Oscar Wilde's comedy of manners, which punned on the name Ernest and the virtue of earnestness (the play was titled The Importance of Being Earnest), attempts in part to explore the significance of a man's name. Indeed, Anne has asked, does a name matter?
One can't explore this without passing through the Bible ("Thou shalt not take the name of the Lord thy God in vain," Deut. 5:11) to Shakespeare ("What's in a name? That which we call a rose, By any other name would smell as sweet," Romeo and Juliet, Act 2 scene 2).
What's in a name? A lot. The right to bestow a name is an archetypal symbolic expression of seniority and power.
The biblical text has God according to Adam the right to name all the animals, which in the ancient world meant having power over the thing or being named.

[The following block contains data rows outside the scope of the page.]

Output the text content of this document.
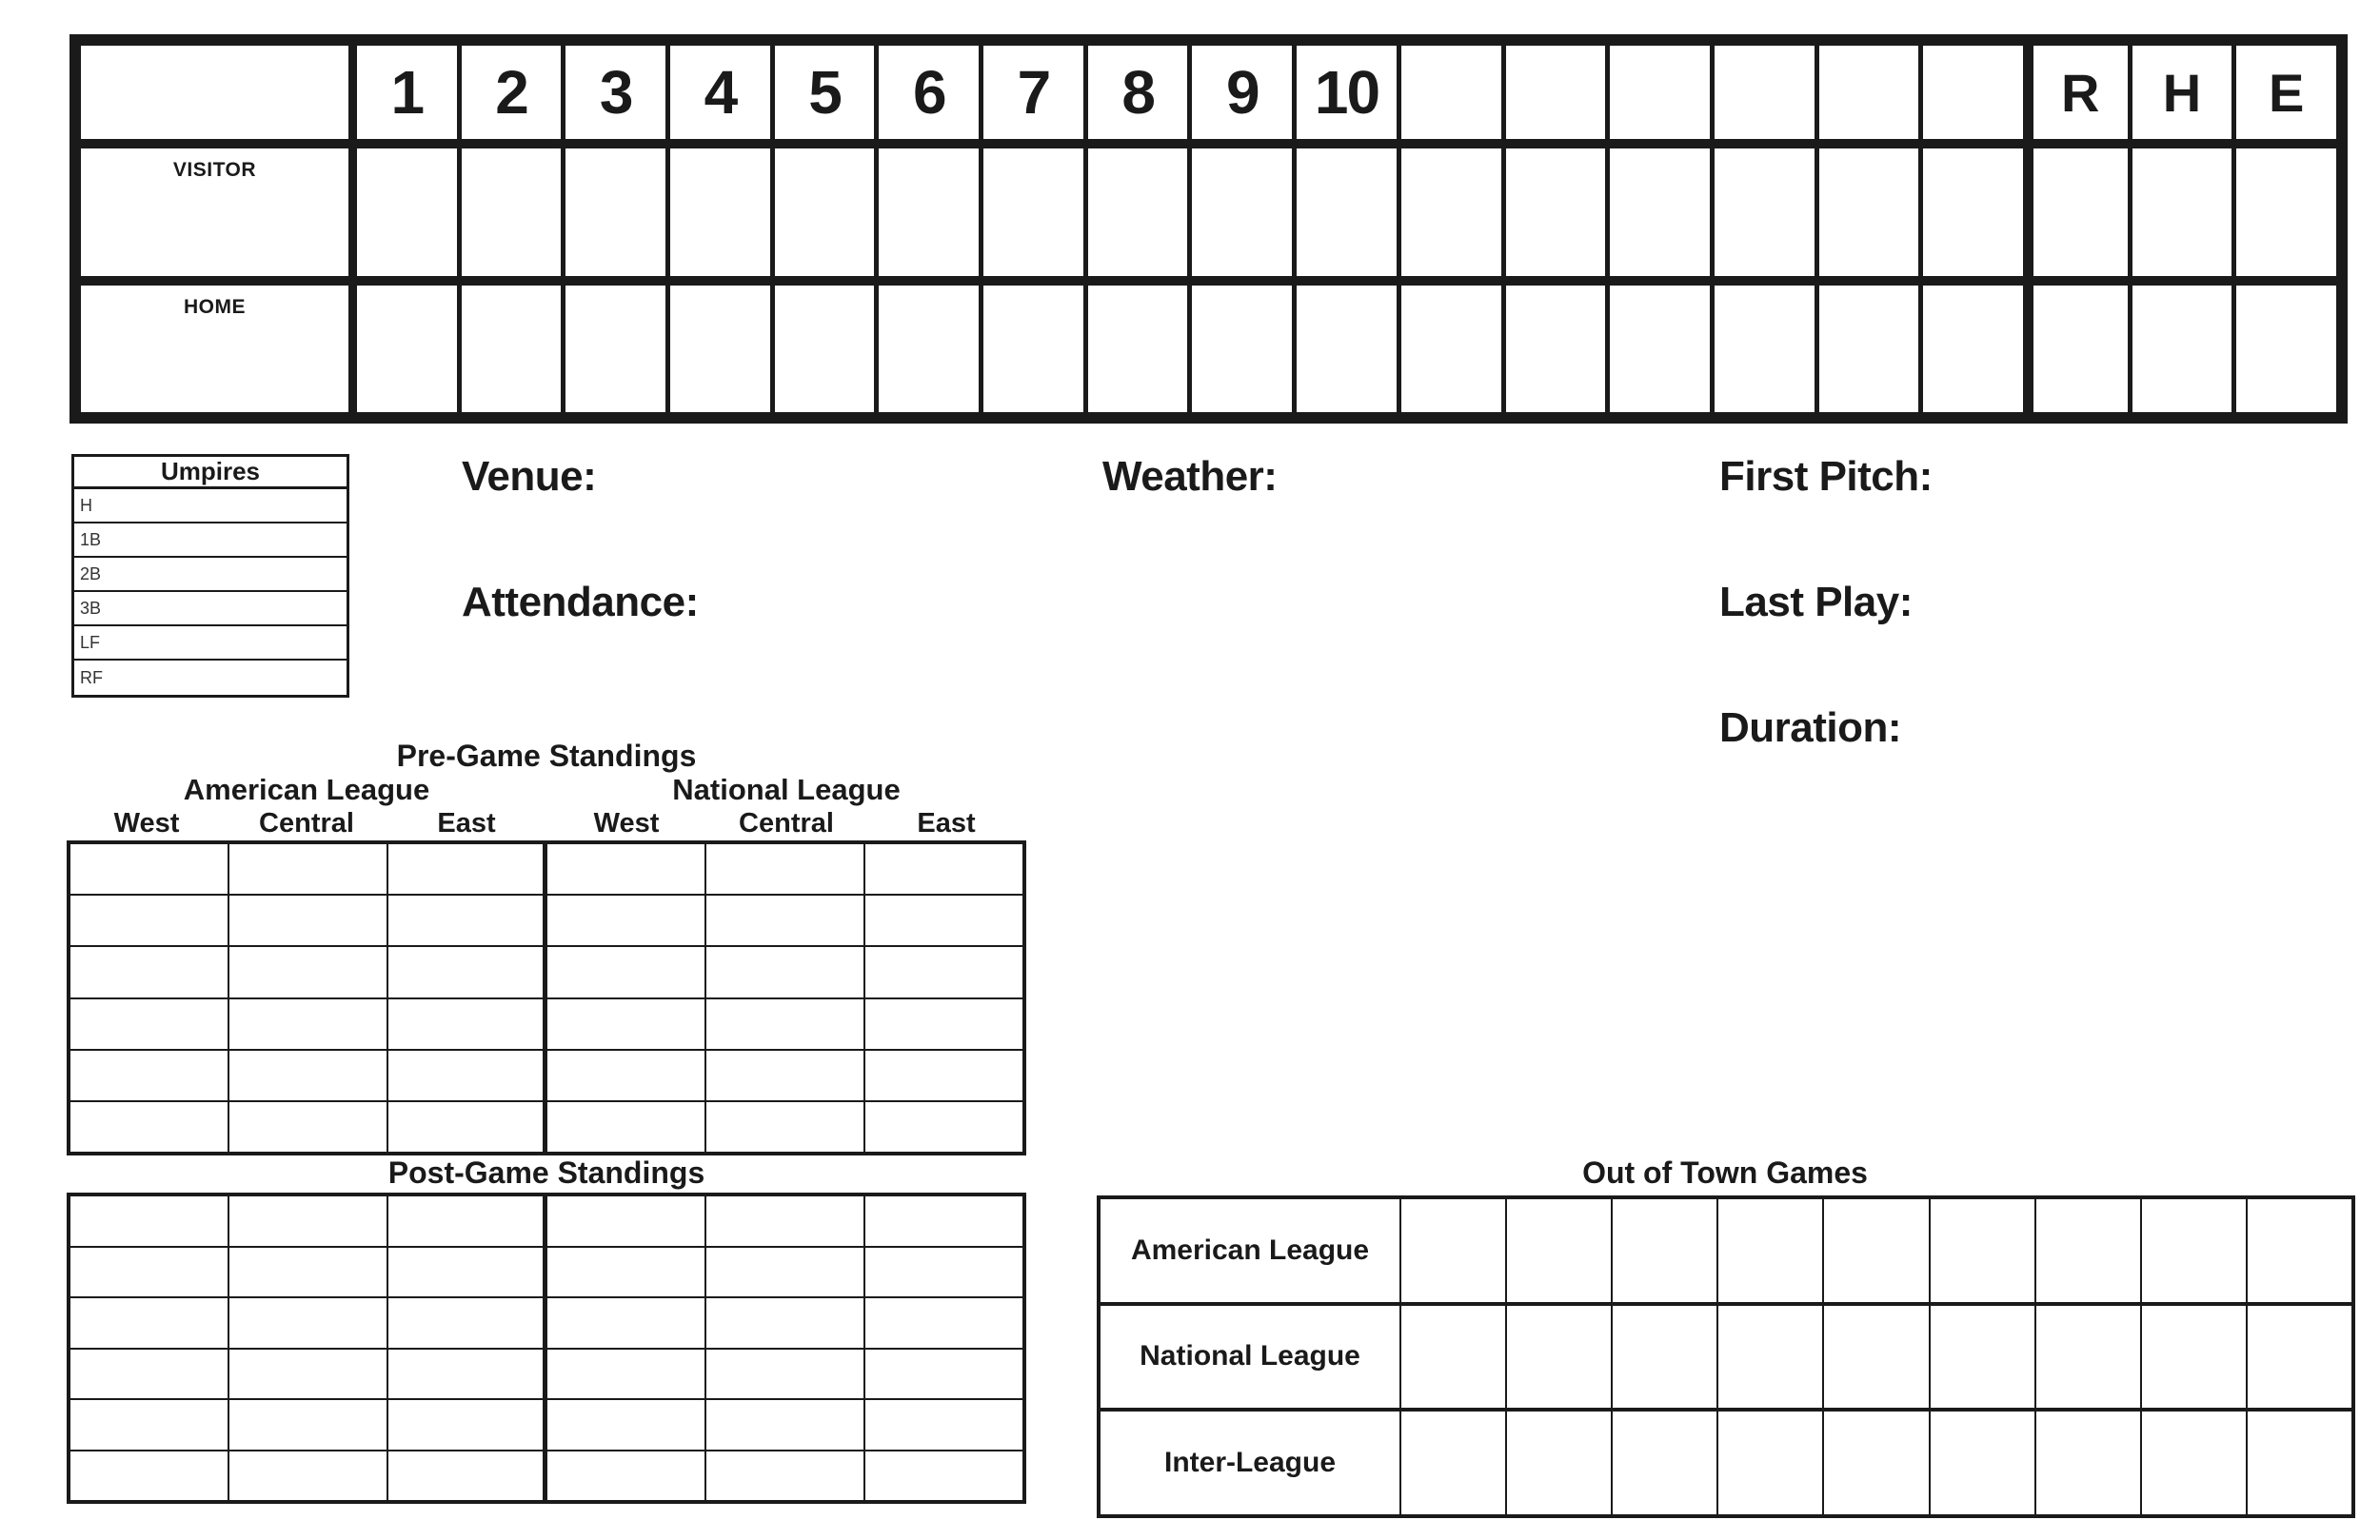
1	2	3	4	5	6	7	8	9 10	R	H	E
VISITOR
HOME
Umpires
H
1B
2B
3B
LF
RF
Venue:	Weather:	First Pitch:
Attendance:	Last Play:
Duration:
Pre-Game Standings
American League	National League
West	Central	East	West	Central	East
Post-Game Standings	Out of Town Games
American League
National League
Inter-League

American Indians similarly spoke of naming evil spirits as a way of dissipating their power.
What you call something is still so powerful that the government routinely resorts to euphemisms for events the public might find distasteful. The name given to the victim of murder or mayhem in war is a "casualty," which sounds almost as if all that has happened is something no more serious than stubbing one's toe in a darkened bedroom.

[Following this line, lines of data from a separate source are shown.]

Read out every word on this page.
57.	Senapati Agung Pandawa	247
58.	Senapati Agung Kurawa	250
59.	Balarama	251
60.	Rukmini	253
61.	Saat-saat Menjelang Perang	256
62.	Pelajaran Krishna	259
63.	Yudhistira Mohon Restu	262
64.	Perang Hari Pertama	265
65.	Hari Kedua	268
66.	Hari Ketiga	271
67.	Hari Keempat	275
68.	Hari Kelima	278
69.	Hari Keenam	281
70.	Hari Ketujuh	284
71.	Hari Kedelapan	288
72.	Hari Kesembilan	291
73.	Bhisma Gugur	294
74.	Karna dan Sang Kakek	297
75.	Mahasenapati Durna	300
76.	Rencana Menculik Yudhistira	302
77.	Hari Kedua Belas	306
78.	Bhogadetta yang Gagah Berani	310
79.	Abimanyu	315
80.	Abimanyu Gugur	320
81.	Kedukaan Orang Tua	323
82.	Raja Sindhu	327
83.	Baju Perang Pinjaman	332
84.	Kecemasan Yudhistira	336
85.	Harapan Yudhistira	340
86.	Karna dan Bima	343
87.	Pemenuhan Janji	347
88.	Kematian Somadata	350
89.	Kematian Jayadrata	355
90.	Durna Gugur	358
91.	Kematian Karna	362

As for Shakespeare, he wasn't arguing that names were irrelevant, but that love could overcome the chasm between someone named Montague and another named Capulet. Yet the names stood for an intense rivalry between competing clans.

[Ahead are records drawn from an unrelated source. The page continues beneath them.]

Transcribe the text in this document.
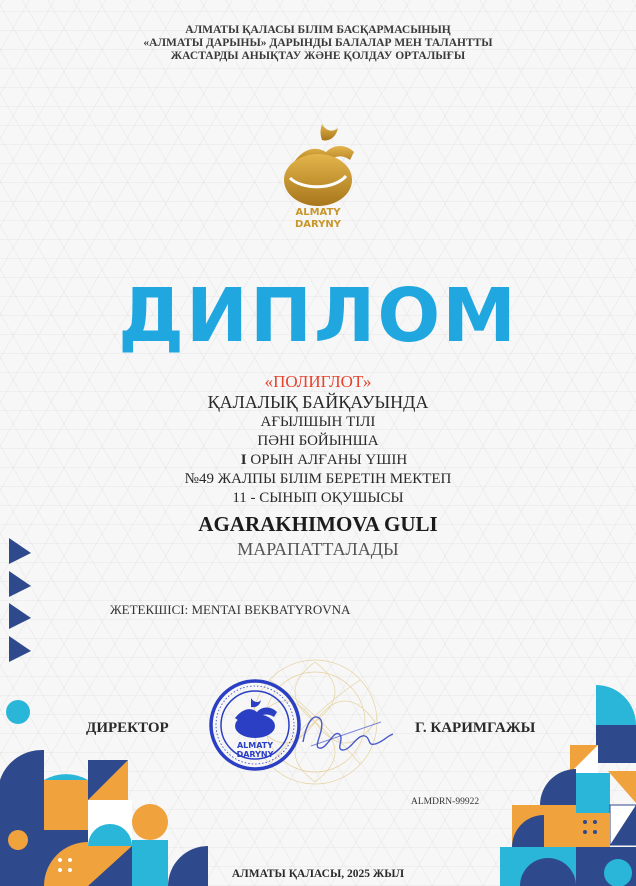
АЛМАТЫ ҚАЛАСЫ БІЛІМ БАСҚАРМАСЫНЫҢ
«АЛМАТЫ ДАРЫНЫ» ДАРЫНДЫ БАЛАЛАР МЕН ТАЛАНТТЫ
ЖАСТАРДЫ АНЫҚТАУ ЖӘНЕ ҚОЛДАУ ОРТАЛЫҒЫ
ALMATY
DARYNY
ДИПЛОМ
«ПОЛИГЛОТ»
ҚАЛАЛЫҚ БАЙҚАУЫНДА
АҒЫЛШЫН ТІЛІ
ПӘНІ БОЙЫНША
I ОРЫН АЛҒАНЫ ҮШІН
№49 ЖАЛПЫ БІЛІМ БЕРЕТІН МЕКТЕП
11 - СЫНЫП ОҚУШЫСЫ
AGARAKHIMOVA GULI
МАРАПАТТАЛАДЫ
ЖЕТЕКШІСІ: MENTAI BEKBATYROVNA
ALMATY
DARYNY
ДИРЕКТОР	Г. КАРИМГАЖЫ
ALMDRN-99922
АЛМАТЫ ҚАЛАСЫ, 2025 ЖЫЛ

The names we give ourselves and others are telling and influential. For example, the Chinese word for "Russia" means "land of hungry people," whereas the word for America means "beautiful country."
In the USA we don't call Italians and Greeks "Mediterraneans," but we call Japanese and Koreans "Asian," and Salvadorans and Chileans "Hispanic." Clearly, there's a matter of point of view. In the prevailing view, Europeans are distinguishable from one another, whereas non-Europeans come in continental globs. Moreover, forebears of Americans of European origin were all "immigrants," whereas non-Europeans are commonly called "aliens."
Who will argue that there is no difference between calling someone "Nigger" and "African-American"?
As to the word used to name the deity, there are entire volumes written about the Hebrew variants, with elaborate explanations of the meanings, ranging from the one who is to various attributions of might.
In English, the word is not devoid of meaning, either. "God" comes from the proto-Germanic "guthan" (in German, Gott), from the proto-Indo-European "ghut," meaning "that which is invoked." In Sanskrit, huta, meaning "invoked," was a nickname of the god Indra, the god of weather and war. Some trace it instead to "gheu," which means "to pour, pour a libation."
"Deus," the base in languages of Latin origin for Dieu, Deus, Dios, Dio (French, Portuguese, Spanish and Italian, respectively), the Greek genitive form of Zeus, the chief god from Mount Olympus. Zeus, for its part, traces back to the Sanskrit "deva pitar," meaning "father god." The root meaning of all these words is related to the word for "day," originally a reference to a bright, clear sky.
The biblical prohibition against the use of the deity's name was intended to prohibit human dominion over the deity, against the tendency of religious folk, then and now, to think they've got God in their pockets.
For my money, names and naming are hugely important.